Before placenta treatment is administered to a patient, the placental material is processed to make it safer for human use. Placenta, which can be extracted from an animal or from a human who has just given birth, is chemically altered, purified, and sterilized to render some of the proteins inactive and eliminate a number of blood borne diseases. The placenta is also tested, if it comes from a human donor, to make sure that no serious human diseases are present, such as the human immunodeficiency virus (HIV) or hepatitis.
Despite the measures taken to ensure that placenta treatment is safe, many doctors, in 2011, are skeptical about its use in humans. In Japan, people who have undergone placenta treatment are not allowed to donate blood. In many other countries, the treatment is not approved as safe or is even outlawed by the government.

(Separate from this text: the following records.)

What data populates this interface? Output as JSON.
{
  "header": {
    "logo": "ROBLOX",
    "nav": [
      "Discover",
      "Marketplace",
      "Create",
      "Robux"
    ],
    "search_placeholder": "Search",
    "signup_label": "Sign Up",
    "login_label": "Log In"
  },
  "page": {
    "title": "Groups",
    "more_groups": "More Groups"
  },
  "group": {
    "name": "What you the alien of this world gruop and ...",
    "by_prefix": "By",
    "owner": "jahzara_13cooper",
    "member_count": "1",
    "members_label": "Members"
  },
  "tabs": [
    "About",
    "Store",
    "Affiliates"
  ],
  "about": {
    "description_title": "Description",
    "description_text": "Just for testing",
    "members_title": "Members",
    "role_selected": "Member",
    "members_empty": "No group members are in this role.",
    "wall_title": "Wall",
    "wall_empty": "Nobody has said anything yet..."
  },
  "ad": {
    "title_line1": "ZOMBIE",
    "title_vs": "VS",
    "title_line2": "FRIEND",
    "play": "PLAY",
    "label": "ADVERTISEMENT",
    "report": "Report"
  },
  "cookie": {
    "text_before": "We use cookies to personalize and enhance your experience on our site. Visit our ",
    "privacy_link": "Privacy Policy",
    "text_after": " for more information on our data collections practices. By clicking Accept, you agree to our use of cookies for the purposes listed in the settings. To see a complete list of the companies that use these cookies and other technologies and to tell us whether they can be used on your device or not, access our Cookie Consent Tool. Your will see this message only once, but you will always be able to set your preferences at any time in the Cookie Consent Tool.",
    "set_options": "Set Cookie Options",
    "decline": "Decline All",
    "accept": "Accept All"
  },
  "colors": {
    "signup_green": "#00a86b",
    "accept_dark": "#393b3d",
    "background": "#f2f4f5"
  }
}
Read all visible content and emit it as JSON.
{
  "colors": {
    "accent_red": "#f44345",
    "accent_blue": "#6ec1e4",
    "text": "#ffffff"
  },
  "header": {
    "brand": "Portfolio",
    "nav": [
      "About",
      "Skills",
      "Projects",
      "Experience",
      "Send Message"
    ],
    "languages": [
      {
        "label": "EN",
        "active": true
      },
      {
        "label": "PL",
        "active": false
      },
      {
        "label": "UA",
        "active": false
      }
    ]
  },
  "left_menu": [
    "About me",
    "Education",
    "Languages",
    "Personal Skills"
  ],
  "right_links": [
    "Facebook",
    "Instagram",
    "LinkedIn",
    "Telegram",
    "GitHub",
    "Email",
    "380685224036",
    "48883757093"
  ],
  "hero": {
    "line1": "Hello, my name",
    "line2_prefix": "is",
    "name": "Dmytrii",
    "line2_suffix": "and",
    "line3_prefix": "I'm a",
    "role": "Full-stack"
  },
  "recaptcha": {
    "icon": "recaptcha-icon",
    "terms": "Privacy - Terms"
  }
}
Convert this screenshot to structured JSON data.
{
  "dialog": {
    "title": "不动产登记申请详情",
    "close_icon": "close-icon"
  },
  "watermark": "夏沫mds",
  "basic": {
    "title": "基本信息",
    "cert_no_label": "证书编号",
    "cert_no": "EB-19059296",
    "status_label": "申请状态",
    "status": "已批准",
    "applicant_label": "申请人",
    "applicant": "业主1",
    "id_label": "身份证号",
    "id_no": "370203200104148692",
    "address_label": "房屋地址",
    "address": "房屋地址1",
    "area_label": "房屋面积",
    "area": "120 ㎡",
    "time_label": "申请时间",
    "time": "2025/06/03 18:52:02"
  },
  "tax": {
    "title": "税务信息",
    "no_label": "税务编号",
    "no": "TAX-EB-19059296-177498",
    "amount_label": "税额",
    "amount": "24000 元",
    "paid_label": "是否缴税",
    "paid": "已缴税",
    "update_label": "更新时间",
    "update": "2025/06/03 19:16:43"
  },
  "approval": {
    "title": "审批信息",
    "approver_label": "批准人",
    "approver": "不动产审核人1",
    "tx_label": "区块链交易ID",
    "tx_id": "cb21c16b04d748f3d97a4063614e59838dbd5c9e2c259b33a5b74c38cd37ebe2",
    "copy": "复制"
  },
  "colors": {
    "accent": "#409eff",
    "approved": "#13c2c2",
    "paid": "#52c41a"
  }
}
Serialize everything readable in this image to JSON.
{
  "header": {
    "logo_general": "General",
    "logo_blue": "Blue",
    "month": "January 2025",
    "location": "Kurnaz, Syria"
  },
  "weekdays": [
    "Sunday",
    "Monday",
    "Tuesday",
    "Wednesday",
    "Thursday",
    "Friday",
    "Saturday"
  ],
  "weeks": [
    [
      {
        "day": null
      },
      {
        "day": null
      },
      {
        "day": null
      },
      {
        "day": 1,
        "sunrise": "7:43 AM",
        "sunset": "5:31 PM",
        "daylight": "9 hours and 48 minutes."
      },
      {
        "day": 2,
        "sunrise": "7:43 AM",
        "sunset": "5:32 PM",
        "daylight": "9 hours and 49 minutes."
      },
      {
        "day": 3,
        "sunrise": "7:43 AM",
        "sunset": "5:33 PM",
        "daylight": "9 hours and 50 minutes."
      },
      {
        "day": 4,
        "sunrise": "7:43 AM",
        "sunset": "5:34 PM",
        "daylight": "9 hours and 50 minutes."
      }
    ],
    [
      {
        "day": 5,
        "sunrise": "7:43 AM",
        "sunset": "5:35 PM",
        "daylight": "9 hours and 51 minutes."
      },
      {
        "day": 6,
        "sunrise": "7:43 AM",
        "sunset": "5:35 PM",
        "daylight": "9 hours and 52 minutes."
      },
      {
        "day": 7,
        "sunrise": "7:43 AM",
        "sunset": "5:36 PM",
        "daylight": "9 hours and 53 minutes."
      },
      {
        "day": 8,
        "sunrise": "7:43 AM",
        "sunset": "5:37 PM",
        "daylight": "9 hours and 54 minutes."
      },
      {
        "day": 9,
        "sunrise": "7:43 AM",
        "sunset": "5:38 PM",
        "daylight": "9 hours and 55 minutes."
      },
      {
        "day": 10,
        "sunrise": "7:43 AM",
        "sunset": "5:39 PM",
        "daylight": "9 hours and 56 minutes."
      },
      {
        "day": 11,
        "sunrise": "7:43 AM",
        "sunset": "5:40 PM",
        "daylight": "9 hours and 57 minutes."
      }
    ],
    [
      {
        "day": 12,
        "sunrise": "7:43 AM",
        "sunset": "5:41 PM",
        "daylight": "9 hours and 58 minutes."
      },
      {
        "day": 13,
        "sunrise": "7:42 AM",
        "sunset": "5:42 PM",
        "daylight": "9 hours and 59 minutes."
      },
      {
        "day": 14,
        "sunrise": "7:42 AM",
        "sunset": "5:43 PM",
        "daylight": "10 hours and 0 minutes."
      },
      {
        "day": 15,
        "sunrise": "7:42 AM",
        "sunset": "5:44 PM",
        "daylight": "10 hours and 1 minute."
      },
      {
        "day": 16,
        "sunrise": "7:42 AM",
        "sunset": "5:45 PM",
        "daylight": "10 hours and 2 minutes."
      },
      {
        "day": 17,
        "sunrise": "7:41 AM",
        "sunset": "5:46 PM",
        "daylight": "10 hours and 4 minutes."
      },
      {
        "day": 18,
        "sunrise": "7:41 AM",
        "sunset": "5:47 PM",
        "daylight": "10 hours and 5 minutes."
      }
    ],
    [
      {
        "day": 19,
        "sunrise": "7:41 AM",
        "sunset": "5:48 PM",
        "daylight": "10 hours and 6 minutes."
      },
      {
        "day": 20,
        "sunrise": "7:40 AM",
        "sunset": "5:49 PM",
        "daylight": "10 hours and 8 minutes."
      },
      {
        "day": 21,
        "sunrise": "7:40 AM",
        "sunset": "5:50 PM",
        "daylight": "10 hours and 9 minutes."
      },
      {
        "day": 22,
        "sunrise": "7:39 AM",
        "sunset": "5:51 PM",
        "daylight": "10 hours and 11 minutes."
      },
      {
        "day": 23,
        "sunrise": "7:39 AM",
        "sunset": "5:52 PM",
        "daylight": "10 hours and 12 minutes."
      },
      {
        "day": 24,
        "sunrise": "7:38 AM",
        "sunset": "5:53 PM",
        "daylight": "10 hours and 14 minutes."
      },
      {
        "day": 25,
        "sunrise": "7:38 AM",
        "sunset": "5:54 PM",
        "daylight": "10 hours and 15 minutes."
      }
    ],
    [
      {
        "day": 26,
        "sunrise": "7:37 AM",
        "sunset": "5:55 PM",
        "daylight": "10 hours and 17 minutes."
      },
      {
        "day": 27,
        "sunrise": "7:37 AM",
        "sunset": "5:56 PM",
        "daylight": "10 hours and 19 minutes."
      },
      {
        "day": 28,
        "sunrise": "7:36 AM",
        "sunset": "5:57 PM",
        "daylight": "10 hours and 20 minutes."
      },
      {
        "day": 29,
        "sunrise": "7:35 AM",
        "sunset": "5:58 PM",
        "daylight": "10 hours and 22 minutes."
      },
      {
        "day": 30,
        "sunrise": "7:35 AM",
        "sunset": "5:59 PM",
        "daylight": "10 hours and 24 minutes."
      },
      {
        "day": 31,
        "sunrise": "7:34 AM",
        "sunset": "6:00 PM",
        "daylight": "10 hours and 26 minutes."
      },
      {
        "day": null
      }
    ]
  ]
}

The hormones, immune cells, and other materials present in placenta nourish the growing fetus. It is believed by those who receive placenta treatment that these enzymes and molecules can provide health benefits to humans who receive injections of placenta. Studies conducted on laboratory rats have shown that injections of placenta can help repair damaged liver tissue, and though trials have not been conducted in human patients, the treatment is often prescribed for that purpose. Initial studies also suggest that injections of placenta may boost energy and lessen the symptoms of menopause in humans.
Despite the fact that many people believe placenta treatment to be a panacea for a variety of problems, there is little medical evidence to support its usefulness. Anecdotal reports, preliminary tests on human subjects, and tests on animals indicate that the treatment may have some limited effects on human subjects. More testing is needed to evaluate both the safety of the treatment and its efficacy.